I’m hoping this one will go down in history with chestnuts like “a series of tubes” and “just don’t hold it that way.” Chabinsky continued in his interview with NPR:

…it’s entirely unacceptable to break into websites and commit unlawful acts.

The investigative opportunities that present themselves in this area are transnational. The resolution of these cases will involve international cooperation. The Internet has become so important to so many people that we have to ensure that the World Wide Web does not become the Wild Wild West.

Leaving aside the curious implication that the web was not always wild, his choice of words is interesting. “Transnational” and “international cooperation” imply a global alignment on internet issues that simply doesn’t exist, though I’m sure the well-established channels of international police cooperation function as advertised. Anonymous issued a response of sorts to Chabinsky’s words, in which they are a bit less optimistic.

Tracking and collecting hackers of this type is like herding cats that move at the speed of light. The arms race in the detection/evading detection field is lopsided, and hackers are unquestionably at an enormous advantage. They’re savvy enough to avoid the pitfalls set for them by aging heads of security, and even cooperation at the level of internet providers is unlikely to be too effective. Besides, it’s survival of the fittest: script kiddies running LOIC on their mom’s unencrypted open wifi are going to get picked up while the shrewd hacker who pays for a Swedish VPN and codes his own tools won’t even be on the radar.

The fun part is that all this hacking really isn’t even very sophisticated. I mean, it’s not something you can just pick up and do on a Sunday afternoon, but these people aren’t sneaking into access tunnels and jacking into corporate mainframes. They freely admit it; part of LulzSec’s mission was to show just how poorly protected much “secure” information is. This NATO hack (like many high-profile hacks recently) was accomplished with a little SQL injection, an embarrassing oversight by a security team that, if anything, should be far more circumspect in its work than the average security-conscious organization or company. I wouldn’t go so far to say that those who are so easily hacked deserve it, exactly, but they deserve the dressing down they get later. The Sony hacks, for instance, almost certainly harmed the consumers and as such are deplorable acts — but Sony is more deplorable for its irresponsibility and tone-deaf response.

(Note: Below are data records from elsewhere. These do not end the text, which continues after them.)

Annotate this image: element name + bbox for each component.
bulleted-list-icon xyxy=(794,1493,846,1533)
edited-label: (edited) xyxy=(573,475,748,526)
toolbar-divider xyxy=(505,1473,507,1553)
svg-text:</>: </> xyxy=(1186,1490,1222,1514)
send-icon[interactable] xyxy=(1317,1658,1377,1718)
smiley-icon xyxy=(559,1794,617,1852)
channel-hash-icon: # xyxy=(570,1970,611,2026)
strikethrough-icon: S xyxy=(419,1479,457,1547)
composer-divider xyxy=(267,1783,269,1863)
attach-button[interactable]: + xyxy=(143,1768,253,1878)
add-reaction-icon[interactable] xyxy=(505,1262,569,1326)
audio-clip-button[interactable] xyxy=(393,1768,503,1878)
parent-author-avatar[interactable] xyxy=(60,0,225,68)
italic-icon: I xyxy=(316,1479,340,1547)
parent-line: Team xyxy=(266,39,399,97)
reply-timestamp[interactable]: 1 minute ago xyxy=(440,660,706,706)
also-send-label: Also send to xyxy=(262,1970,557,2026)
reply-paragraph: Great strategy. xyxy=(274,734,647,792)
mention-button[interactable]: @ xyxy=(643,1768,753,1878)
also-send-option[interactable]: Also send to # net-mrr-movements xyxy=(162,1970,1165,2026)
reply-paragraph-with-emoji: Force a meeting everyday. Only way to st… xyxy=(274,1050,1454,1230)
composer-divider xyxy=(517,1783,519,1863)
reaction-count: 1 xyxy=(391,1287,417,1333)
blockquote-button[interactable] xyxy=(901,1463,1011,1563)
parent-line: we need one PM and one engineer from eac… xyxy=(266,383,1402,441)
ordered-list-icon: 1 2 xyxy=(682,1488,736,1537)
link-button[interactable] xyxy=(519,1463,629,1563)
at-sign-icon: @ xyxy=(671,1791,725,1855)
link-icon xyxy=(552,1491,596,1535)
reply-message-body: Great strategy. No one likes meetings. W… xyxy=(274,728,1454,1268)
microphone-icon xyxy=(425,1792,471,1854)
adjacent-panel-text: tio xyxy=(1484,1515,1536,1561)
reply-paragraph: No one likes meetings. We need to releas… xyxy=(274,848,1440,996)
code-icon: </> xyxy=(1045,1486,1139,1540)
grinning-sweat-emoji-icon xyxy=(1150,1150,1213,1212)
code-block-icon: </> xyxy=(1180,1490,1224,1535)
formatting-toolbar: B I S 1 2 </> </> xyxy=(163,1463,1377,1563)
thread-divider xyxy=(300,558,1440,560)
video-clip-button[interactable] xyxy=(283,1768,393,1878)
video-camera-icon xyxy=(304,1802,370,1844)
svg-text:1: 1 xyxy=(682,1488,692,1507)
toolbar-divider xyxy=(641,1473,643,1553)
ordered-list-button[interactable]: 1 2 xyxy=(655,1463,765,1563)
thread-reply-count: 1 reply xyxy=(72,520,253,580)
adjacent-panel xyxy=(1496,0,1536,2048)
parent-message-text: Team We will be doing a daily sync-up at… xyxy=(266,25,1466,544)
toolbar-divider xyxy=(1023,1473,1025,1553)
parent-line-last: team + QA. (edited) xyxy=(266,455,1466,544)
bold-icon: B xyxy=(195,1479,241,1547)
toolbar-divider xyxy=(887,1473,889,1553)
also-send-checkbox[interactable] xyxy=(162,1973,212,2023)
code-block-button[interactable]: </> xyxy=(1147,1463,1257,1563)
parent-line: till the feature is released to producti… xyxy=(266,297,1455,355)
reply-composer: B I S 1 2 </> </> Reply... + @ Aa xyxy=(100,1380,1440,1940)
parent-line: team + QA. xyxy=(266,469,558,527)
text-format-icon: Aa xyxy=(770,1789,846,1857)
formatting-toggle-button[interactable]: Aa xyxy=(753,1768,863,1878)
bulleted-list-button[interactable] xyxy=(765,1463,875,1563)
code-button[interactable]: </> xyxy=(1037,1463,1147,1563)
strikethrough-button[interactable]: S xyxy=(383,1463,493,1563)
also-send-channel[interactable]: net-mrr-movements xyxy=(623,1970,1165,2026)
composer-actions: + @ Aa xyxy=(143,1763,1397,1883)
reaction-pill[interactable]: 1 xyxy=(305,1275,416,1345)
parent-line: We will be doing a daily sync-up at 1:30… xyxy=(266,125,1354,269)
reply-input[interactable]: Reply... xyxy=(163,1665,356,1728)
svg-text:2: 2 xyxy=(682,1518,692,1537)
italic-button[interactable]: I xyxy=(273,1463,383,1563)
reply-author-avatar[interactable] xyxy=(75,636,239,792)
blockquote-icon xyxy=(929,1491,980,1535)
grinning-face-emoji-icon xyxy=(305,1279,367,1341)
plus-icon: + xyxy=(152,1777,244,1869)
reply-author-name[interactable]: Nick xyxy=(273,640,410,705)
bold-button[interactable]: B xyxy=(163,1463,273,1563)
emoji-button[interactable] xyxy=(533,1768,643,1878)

It’s like leaving your bike unlocked on the street as a kid and coming back to find it gone. It’s not that you deserved to have your bike stolen, but you clearly don’t value it much if you don’t take even elementary precautions. You may not agree with the thief’s motives (probably mercenary), but they don’t have to be paragons of virtue to be the bearers of an important lesson: yes, this can happen to you.

To come back to Chabinsky’s claim that chaos on the Internet is unacceptable, though. Mr. Chabinsky, I admire your dedication to orderliness, but you may as well try to straighten out a rainbow. Chaos isn’t the problem — chaos is the point. I don’t envy anyone whose stated job is to reverse entropy.